Ms Baldwin points out that as a young lawyer she worked at a high street law firm in Salisbury doing legal aid work and child cases, so the work at Send is not unfamiliar.
“They don’t feel any different to the clients I had before. They are just women,” she says.
Nicky Park, head of prisons at St Giles Trust, says that Ms Baldwin’s work “has had a real impact” in the prison.
For the families of women prisoners, often the only option to get family law advice is to pay privately and “rack up huge debts”, Ms Park says.
Ms Baldwin says setting up a charity is the next logical step: “It’s very rewarding to give something back and help people but I am frustrated by our own limitations. We just don’t have the capacity to do all this.”

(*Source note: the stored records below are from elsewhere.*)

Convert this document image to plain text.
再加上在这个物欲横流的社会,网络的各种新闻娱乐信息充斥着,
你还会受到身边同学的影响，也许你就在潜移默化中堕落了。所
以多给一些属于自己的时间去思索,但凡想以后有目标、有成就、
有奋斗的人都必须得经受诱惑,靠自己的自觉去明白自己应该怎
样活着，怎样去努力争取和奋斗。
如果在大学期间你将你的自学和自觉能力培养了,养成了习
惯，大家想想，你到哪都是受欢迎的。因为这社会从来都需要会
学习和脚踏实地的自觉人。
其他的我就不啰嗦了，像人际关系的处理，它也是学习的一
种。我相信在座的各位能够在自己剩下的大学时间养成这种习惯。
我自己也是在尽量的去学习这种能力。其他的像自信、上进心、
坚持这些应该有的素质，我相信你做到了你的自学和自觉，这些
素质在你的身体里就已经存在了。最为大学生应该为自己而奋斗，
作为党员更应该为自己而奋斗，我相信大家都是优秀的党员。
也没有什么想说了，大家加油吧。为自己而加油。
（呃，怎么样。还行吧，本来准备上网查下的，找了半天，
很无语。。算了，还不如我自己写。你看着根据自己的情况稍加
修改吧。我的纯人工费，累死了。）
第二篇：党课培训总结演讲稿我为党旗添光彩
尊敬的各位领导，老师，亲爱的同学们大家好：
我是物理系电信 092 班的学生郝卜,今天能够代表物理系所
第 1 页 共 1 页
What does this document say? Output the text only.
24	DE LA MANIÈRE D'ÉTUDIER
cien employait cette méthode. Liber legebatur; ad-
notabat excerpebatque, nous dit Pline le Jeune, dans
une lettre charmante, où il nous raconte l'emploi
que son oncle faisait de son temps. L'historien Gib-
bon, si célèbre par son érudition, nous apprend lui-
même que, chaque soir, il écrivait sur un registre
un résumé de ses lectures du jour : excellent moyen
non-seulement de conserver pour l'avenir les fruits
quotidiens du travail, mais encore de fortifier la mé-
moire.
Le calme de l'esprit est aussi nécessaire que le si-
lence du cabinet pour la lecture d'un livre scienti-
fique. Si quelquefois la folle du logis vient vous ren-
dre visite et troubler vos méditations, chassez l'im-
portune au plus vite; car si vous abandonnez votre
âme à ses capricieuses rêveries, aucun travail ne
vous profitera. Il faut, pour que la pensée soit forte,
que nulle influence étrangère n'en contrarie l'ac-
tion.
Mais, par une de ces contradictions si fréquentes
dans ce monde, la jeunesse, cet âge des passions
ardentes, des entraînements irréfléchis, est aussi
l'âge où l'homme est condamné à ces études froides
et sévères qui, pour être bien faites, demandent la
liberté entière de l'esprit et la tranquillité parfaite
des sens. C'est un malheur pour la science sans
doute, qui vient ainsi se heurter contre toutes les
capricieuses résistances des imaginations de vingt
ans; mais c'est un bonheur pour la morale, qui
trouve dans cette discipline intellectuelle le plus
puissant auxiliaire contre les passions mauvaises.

She is also full of praise for the younger lawyers who work with her on the cases and are “totally with me”. They are “quite happy to trudge off to horrible places”, noting the millennial generation has quite different priorities. “They are not about climbing the greasy pole,” she says. “They don’t see successful as being financially richer — they see successful as having a less polluted planet and a kinder planet and looking after people. I really believe that.”
While the work has led her to identify the similarities between the women in prison and the super-rich, (“The men really do have all the power and it’s scary”), it has also made her less tolerant about wealthy clients’ complaints. “It just makes me smile a bit because I am literally sat there and they say, ‘Camilla I can’t live off less than £20,000 a month’. I think, well actually you can, and the next day I am down at Send, and the women have no money and they haven’t seen their kids for years.”